Pukul 05.30 aku menginjakkan kakiku di puncak.. ya Puncak Mahameru.. Rasa puas dan haru membuncah... semua muncul.. aku berjalan tertatih, aku menangis (hikz..)!! Huahhh... aku dapat sunrise!! kirain ga dapet!! Meskipun aku agak telat!! Mz Pramono menyambutku,, asiiikkk aku dipoto( hobi narsis).

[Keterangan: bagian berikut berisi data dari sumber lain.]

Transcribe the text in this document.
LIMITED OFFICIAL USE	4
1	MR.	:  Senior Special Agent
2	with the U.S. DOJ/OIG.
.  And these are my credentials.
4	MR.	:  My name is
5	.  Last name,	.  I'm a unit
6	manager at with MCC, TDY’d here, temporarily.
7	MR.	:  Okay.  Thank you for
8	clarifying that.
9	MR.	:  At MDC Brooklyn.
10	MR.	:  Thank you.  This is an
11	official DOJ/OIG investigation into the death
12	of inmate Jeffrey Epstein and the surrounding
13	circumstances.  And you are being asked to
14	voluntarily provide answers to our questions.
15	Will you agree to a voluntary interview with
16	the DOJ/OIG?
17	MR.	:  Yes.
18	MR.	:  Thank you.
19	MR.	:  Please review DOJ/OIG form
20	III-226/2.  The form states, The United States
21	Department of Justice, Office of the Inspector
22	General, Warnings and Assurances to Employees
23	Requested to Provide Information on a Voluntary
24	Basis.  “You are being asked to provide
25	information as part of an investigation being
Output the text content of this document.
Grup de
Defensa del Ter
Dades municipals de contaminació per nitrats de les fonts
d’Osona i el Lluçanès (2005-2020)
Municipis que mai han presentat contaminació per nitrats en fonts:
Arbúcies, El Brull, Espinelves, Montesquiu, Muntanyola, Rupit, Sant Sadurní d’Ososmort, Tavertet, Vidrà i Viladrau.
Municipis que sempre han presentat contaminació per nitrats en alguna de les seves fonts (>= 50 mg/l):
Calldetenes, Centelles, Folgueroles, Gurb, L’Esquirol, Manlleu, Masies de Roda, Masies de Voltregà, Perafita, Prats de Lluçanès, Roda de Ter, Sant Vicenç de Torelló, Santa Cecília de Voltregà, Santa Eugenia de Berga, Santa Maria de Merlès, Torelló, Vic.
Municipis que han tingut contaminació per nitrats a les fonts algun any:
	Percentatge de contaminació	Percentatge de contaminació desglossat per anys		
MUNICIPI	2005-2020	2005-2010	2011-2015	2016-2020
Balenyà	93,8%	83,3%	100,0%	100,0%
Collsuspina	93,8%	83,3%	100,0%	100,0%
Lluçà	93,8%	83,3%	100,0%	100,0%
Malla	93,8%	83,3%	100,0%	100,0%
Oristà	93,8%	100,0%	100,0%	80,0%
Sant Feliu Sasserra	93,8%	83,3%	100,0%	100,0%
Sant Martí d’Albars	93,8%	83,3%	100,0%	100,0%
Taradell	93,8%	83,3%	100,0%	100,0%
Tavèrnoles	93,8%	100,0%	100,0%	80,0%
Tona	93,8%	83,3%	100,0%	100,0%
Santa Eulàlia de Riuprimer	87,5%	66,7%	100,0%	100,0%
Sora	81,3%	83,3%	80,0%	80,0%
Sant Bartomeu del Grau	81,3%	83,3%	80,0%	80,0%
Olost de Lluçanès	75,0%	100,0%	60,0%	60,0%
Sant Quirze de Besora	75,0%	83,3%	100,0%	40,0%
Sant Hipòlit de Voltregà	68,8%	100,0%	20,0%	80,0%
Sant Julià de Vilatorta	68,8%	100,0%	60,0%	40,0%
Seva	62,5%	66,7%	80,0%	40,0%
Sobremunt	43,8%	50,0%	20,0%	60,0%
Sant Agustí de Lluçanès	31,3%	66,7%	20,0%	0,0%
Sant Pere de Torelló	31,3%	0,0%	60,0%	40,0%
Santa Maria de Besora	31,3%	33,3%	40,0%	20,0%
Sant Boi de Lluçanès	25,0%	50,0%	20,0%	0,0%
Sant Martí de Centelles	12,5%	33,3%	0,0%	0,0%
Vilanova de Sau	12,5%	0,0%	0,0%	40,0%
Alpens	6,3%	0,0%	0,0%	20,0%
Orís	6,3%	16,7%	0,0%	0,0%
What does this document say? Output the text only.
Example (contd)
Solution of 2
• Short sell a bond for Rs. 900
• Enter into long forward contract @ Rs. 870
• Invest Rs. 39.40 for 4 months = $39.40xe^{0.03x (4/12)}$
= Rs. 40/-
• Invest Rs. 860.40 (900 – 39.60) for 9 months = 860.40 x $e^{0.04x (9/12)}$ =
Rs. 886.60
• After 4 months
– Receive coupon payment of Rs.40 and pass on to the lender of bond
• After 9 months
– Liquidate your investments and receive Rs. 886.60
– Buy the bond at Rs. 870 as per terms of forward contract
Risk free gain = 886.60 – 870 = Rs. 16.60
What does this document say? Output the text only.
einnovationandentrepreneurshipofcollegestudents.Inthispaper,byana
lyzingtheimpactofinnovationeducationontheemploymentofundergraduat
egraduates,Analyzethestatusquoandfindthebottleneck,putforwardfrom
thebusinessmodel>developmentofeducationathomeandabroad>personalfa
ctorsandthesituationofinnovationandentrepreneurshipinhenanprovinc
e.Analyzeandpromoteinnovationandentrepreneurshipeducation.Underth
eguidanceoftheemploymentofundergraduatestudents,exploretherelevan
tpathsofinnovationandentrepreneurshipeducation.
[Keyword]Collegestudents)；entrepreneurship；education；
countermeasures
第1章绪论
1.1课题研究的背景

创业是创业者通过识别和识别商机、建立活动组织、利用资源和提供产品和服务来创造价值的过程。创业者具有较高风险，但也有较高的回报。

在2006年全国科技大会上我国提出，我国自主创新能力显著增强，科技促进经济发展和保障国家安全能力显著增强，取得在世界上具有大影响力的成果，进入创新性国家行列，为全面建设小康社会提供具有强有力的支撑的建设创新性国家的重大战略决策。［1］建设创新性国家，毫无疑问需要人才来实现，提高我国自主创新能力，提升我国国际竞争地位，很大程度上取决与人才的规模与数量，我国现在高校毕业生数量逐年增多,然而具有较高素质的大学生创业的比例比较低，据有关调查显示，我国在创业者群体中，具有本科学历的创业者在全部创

Tadi sempet ga yakin bisa dapat sunrise, tapi sejak di bawah tadi aku dah yakin bisa sampe Puncak!! Bbrr... dingin euy.. tingkahku di puncak ga karu-kauan! lari sana sini, poto kamera satu ke kamera lainnya, lompat2 ga jelas!! Alhamdulillah..

Akhirnya
Kurasakan jua keindahan itu
Saat dulu tak pernah kumengerti
Mengapa mereka tak pernah bosan menengoknya
Oh Puncak Gunung
Aku senang mencumbumu dalam lelahku
Oh Puncak Gunung
Mungkin saat ini aku telah jatuh cinta padamu

Ada yang lucu... aku masih ingat dengan jelas wajah Mz Andri purworejo pas nyampe puncak, hehehehhe.. sumpah lugu, melas, seneng yang jadi satu!! hihihi.. miss you mz Andri yang lucu..


Balik ke Kalimati

Tuhan
Aku kian mengenal itu kelemahan
Aku kian mengenal itu ketidakberdayaan
Semua itu ada padaku Tuhan
Dan semua itu tak pernah pergi dariku walau sekejap

Setelah puas di puncak aku turun ditemani Mz Tovik. Wah... asiknya semeru di sini nih... turun dari puncak serasa bermain-main pasir seperti saat masih kecil dulu. Aku memakai goggle n masker biar ga mengganggu proses turun, hehehe... Naiknya susah, tapi turunnya menyenangkan! Lalu aku segera ke Kalimati, aku lariii.. dodol!! ga bawa air! dehidrasi! udah nyampe kalimati (tapi belum nyampe shelter) aku teriak2 ke temen2," woooeee airrrrrrrr!!!" eh malah diketawain mz Sinyo,, woo dasar!!! Asik nyampe kalimati dapat mangga :), sapat coklat.. trus bobo deh di tendanya Mz Andri.

Balik ke Kumbolo
Tengah hari kami balik ke Kumbolo,, aku bareng Mba Susan, Mz Pramono, Mz Tovik, Mz Kohan, Mz Wahyu, n Mz Gentong!! Pas tiba di sisi bukit di Oro2 Ombo aku mintaditinggal sendiri.. di bawah sebuah pohon aku menikmati hembusan angin.. entah siapa yang kupikirkan saat itu, pokoknya aku kangen!! Sampe ada Om Jess barulah aku ke Kumbolo.
di Kumbolo aku memutuskan ga ikut turun bareng jendral Mbank. Aku mau nyantae2 dulu di Kumbolo karena aq ga dikejar waktu. Lagian aku sambil menunggu tanggal 21 coz mau ke G.lamongan ma temen dari Probolinggo. Jadi deh malam itu aku di Kumbolo berlima ma Cepot, Om Jess, Mz Obing, n mba Ike.

Minggu, 20 juli 2008
Balik ke ranupane n Menuju Probolinggo
Jam 11 siang kami berlima turun ke Ranupane. Maunya sih sambil nikmatin pemandangan, tapi apa daya perut mulezz, so cepet2 deh lari ke Ranupane.. hampir jam 2 kemudian aku tiba di rumah Pak Ingot, trus mandi.. kenalan ama cowok cakep (hehehe), trus segera pamitan ma teman2, dan segera melaju ke Senduro dengan ojek dengan tarif Rp 50.000,- tuk menuju rumah temen dan mempersiapkan pendakian ke G.Lamongan.